Bulgarien wurde seit 1946 weitgehend unangefochten von einem kommunistischen Regime regiert. Wie in Ungarn erlaubten die kommunistischen Herrscher Bulgariens in den 1960er Jahren eine gewisse wirtschaftliche Liberalisierung. Beispielsweise könnten bulgarische Landwirte und Hersteller kleine Mengen überschüssiger Waren gewinnbringend verkaufen. Bulgarien hatte viele Bars und Cafés und einen größeren Schwerpunkt auf Luxusartikel wie Schokolade und Zigaretten; Sogar einige amerikanische Waren wie Coca-Cola konnten in bulgarischen Städten gekauft werden.

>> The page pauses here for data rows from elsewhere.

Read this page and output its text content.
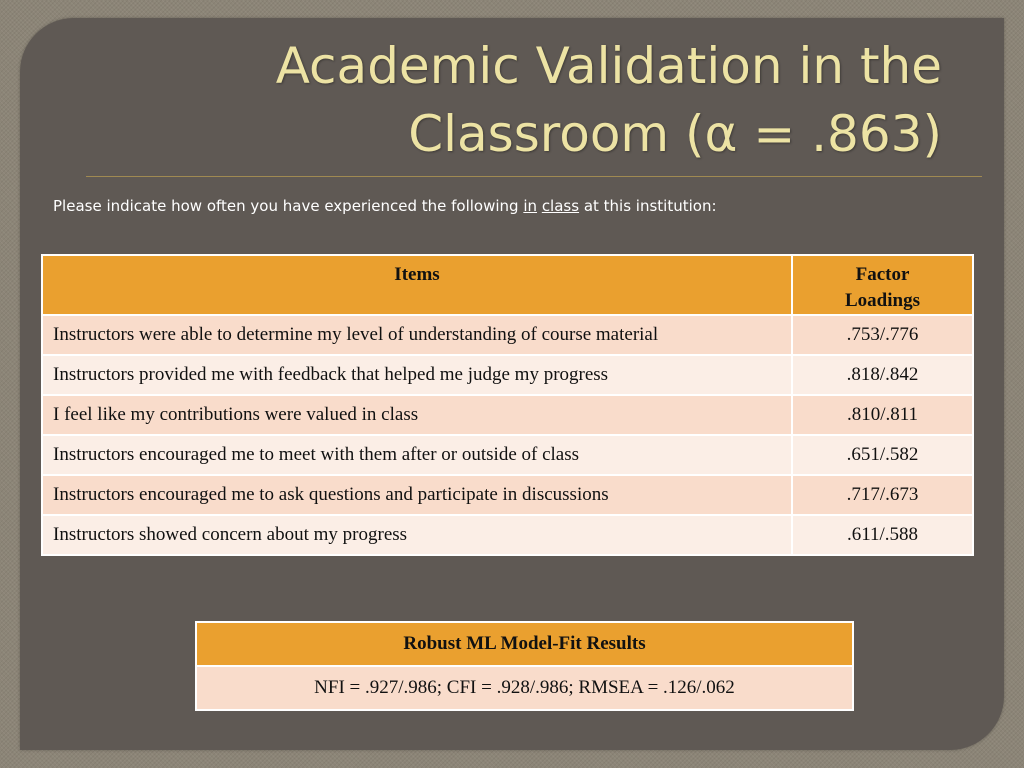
Academic Validation in the
Classroom (α = .863)

Please indicate how often you have experienced the following in class at this institution:

Items	Factor
Loadings
Instructors were able to determine my level of understanding of course material	.753/.776
Instructors provided me with feedback that helped me judge my progress	.818/.842
I feel like my contributions were valued in class	.810/.811
Instructors encouraged me to meet with them after or outside of class	.651/.582
Instructors encouraged me to ask questions and participate in discussions	.717/.673
Instructors showed concern about my progress	.611/.588
Robust ML Model-Fit Results
NFI = .927/.986; CFI = .928/.986; RMSEA = .126/.062
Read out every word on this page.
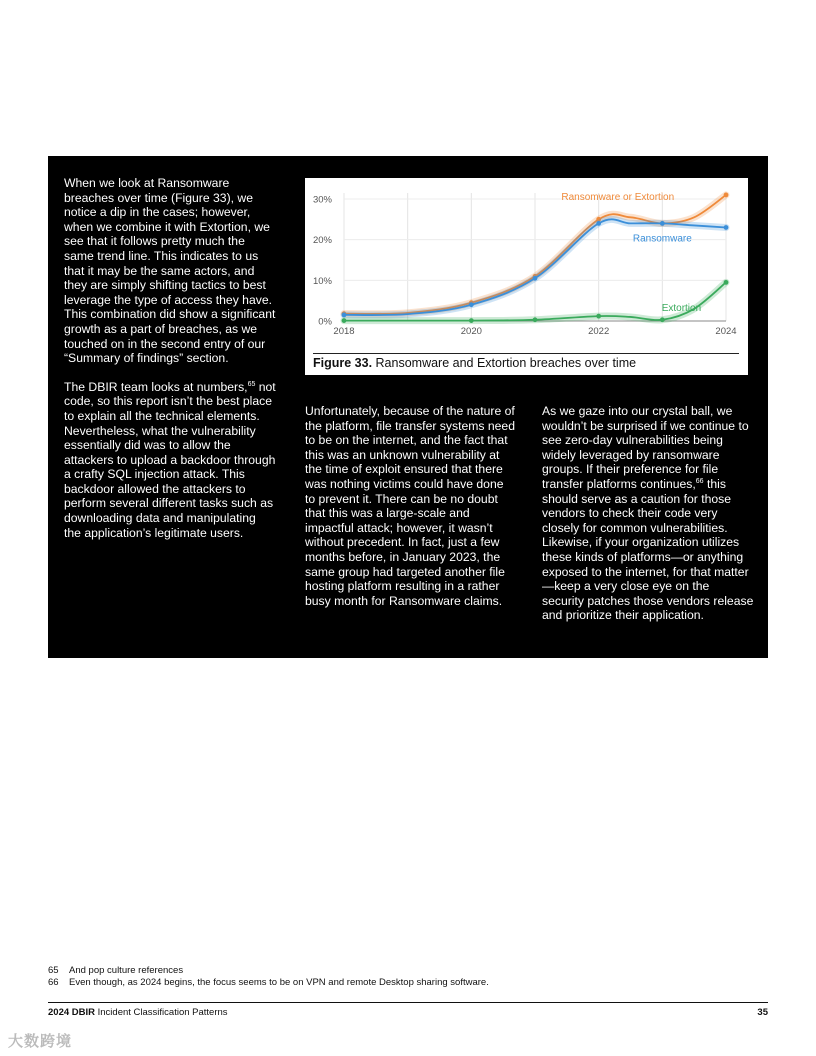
When we look at Ransomware breaches over time (Figure 33), we notice a dip in the cases; however, when we combine it with Extortion, we see that it follows pretty much the same trend line. This indicates to us that it may be the same actors, and they are simply shifting tactics to best leverage the type of access they have. This combination did show a significant growth as a part of breaches, as we touched on in the second entry of our “Summary of findings” section.

The DBIR team looks at numbers,$^{65}$ not code, so this report isn’t the best place to explain all the technical elements. Nevertheless, what the vulnerability essentially did was to allow the attackers to upload a backdoor through a crafty SQL injection attack. This backdoor allowed the attackers to perform several different tasks such as downloading data and manipulating the application’s legitimate users.

0%
10%
20%
30%
2018	2020	2022	2024
Ransomware or Extortion
Ransomware
Extortion
Figure 33. Ransomware and Extortion breaches over time

Unfortunately, because of the nature of the platform, file transfer systems need to be on the internet, and the fact that this was an unknown vulnerability at the time of exploit ensured that there was nothing victims could have done to prevent it. There can be no doubt that this was a large-scale and impactful attack; however, it wasn’t without precedent. In fact, just a few months before, in January 2023, the same group had targeted another file hosting platform resulting in a rather busy month for Ransomware claims.

As we gaze into our crystal ball, we wouldn’t be surprised if we continue to see zero-day vulnerabilities being widely leveraged by ransomware groups. If their preference for file transfer platforms continues,$^{66}$ this should serve as a caution for those vendors to check their code very closely for common vulnerabilities. Likewise, if your organization utilizes these kinds of platforms—or anything exposed to the internet, for that matter—keep a very close eye on the security patches those vendors release and prioritize their application.

65	And pop culture references
66	Even though, as 2024 begins, the focus seems to be on VPN and remote Desktop sharing software.
2024 DBIR Incident Classification Patterns	35
大数跨境
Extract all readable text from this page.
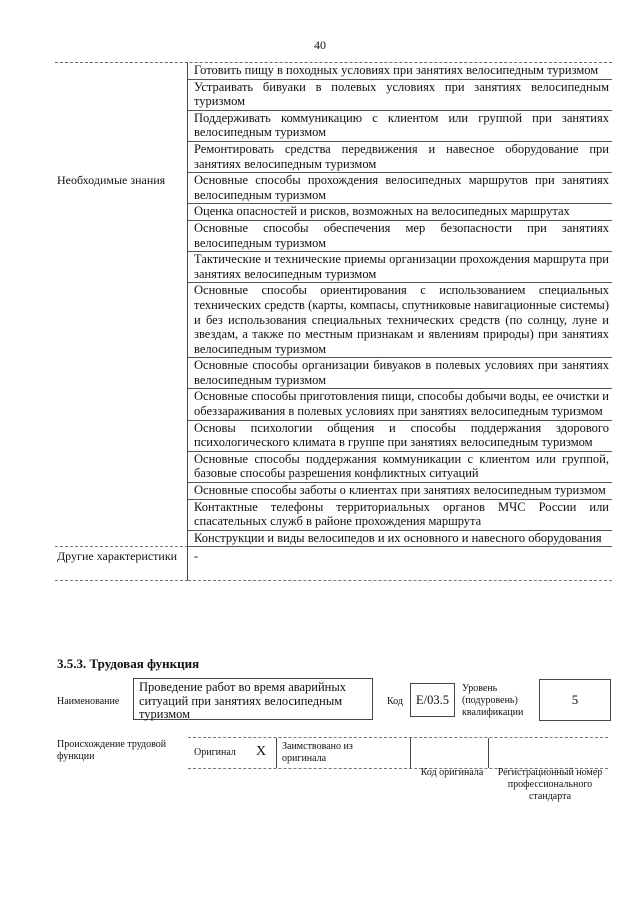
40
Готовить пищу в походных условиях при занятиях велосипедным туризмом
Устраивать бивуаки в полевых условиях при занятиях велосипедным туризмом
Поддерживать коммуникацию с клиентом или группой при занятиях велосипедным туризмом
Ремонтировать средства передвижения и навесное оборудование при занятиях велосипедным туризмом
Необходимые знания	Основные способы прохождения велосипедных маршрутов при занятиях велосипедным туризмом
Оценка опасностей и рисков, возможных на велосипедных маршрутах
Основные способы обеспечения мер безопасности при занятиях велосипедным туризмом
Тактические и технические приемы организации прохождения маршрута при занятиях велосипедным туризмом
Основные способы ориентирования с использованием специальных технических средств (карты, компасы, спутниковые навигационные системы) и без использования специальных технических средств (по солнцу, луне и звездам, а также по местным признакам и явлениям природы) при занятиях велосипедным туризмом
Основные способы организации бивуаков в полевых условиях при занятиях велосипедным туризмом
Основные способы приготовления пищи, способы добычи воды, ее очистки и обеззараживания в полевых условиях при занятиях велосипедным туризмом
Основы психологии общения и способы поддержания здорового психологического климата в группе при занятиях велосипедным туризмом
Основные способы поддержания коммуникации с клиентом или группой, базовые способы разрешения конфликтных ситуаций
Основные способы заботы о клиентах при занятиях велосипедным туризмом
Контактные телефоны территориальных органов МЧС России или спасательных служб в районе прохождения маршрута
Конструкции и виды велосипедов и их основного и навесного оборудования
Другие характеристики	-
3.5.3. Трудовая функция
Наименование
Проведение работ во время аварийных ситуаций при занятиях велосипедным туризмом
Код	E/03.5
Уровень (подуровень) квалификации
5
Происхождение трудовой функции	Оригинал X Заимствовано из оригинала
Код оригинала	Регистрационный номер профессионального стандарта
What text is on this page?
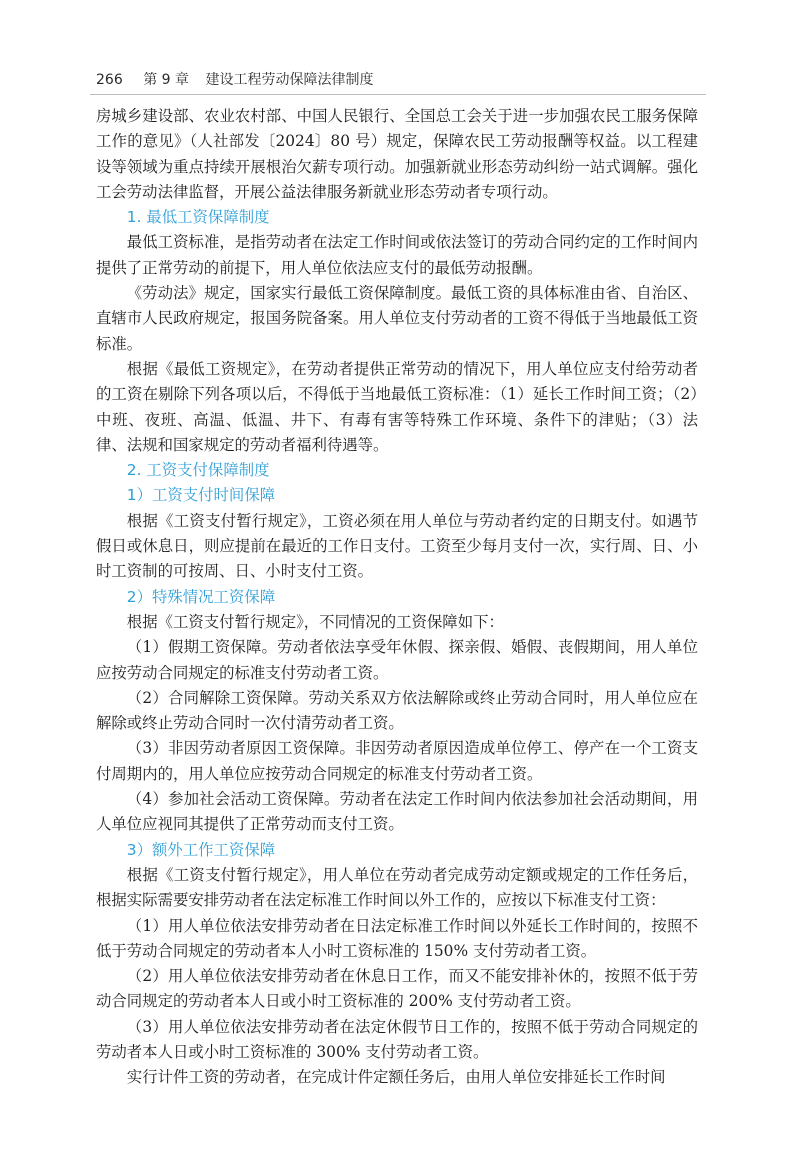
266 第 9 章 建设工程劳动保障法律制度

房城乡建设部、农业农村部、中国人民银行、全国总工会关于进一步加强农民工服务保障工作的意见》（人社部发〔2024〕80 号）规定，保障农民工劳动报酬等权益。以工程建设等领域为重点持续开展根治欠薪专项行动。加强新就业形态劳动纠纷一站式调解。强化工会劳动法律监督，开展公益法律服务新就业形态劳动者专项行动。

1. 最低工资保障制度

最低工资标准，是指劳动者在法定工作时间或依法签订的劳动合同约定的工作时间内提供了正常劳动的前提下，用人单位依法应支付的最低劳动报酬。

《劳动法》规定，国家实行最低工资保障制度。最低工资的具体标准由省、自治区、直辖市人民政府规定，报国务院备案。用人单位支付劳动者的工资不得低于当地最低工资标准。

根据《最低工资规定》，在劳动者提供正常劳动的情况下，用人单位应支付给劳动者的工资在剔除下列各项以后，不得低于当地最低工资标准：（1）延长工作时间工资；（2）中班、夜班、高温、低温、井下、有毒有害等特殊工作环境、条件下的津贴；（3）法律、法规和国家规定的劳动者福利待遇等。

2. 工资支付保障制度

1）工资支付时间保障

根据《工资支付暂行规定》，工资必须在用人单位与劳动者约定的日期支付。如遇节假日或休息日，则应提前在最近的工作日支付。工资至少每月支付一次，实行周、日、小时工资制的可按周、日、小时支付工资。

2）特殊情况工资保障

根据《工资支付暂行规定》，不同情况的工资保障如下：

（1）假期工资保障。劳动者依法享受年休假、探亲假、婚假、丧假期间，用人单位应按劳动合同规定的标准支付劳动者工资。

（2）合同解除工资保障。劳动关系双方依法解除或终止劳动合同时，用人单位应在解除或终止劳动合同时一次付清劳动者工资。

（3）非因劳动者原因工资保障。非因劳动者原因造成单位停工、停产在一个工资支付周期内的，用人单位应按劳动合同规定的标准支付劳动者工资。

（4）参加社会活动工资保障。劳动者在法定工作时间内依法参加社会活动期间，用人单位应视同其提供了正常劳动而支付工资。

3）额外工作工资保障

根据《工资支付暂行规定》，用人单位在劳动者完成劳动定额或规定的工作任务后，根据实际需要安排劳动者在法定标准工作时间以外工作的，应按以下标准支付工资：

（1）用人单位依法安排劳动者在日法定标准工作时间以外延长工作时间的，按照不低于劳动合同规定的劳动者本人小时工资标准的 150% 支付劳动者工资。

（2）用人单位依法安排劳动者在休息日工作，而又不能安排补休的，按照不低于劳动合同规定的劳动者本人日或小时工资标准的 200% 支付劳动者工资。

（3）用人单位依法安排劳动者在法定休假节日工作的，按照不低于劳动合同规定的劳动者本人日或小时工资标准的 300% 支付劳动者工资。

实行计件工资的劳动者，在完成计件定额任务后，由用人单位安排延长工作时间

All dies machte Bulgarien zu einem beliebten Urlaubsziel für Bürger aus anderen Sowjetblockstaaten. Trotz dieser wirtschaftlichen Vielfalt regierte die Kommunistische Partei Bulgariens autokratisch und unterdrückte dissidente Schriftsteller, Journalisten und Akademiker. Entwicklungen anderswo im Sowjetblock führten im November 1989 zu großen öffentlichen Demonstrationen in der bulgarischen Hauptstadt Sofia. Im Februar 1990 hatte die Kommunistische Partei Bulgariens ihre Machtergreifung aufgegeben, was vier Monate später zu den ersten freien Wahlen des Landes führte. Bulgariens erster nichtkommunistischer Präsident, Zhelyu Zhelev, übernahm im August 1990 die Macht. Zhelev war ein scharfer Kritiker des sowjetischen Sozialismus und verglich seinen Autoritarismus mit dem Nationalsozialismus in Deutschland und dem Faschismus in Italien.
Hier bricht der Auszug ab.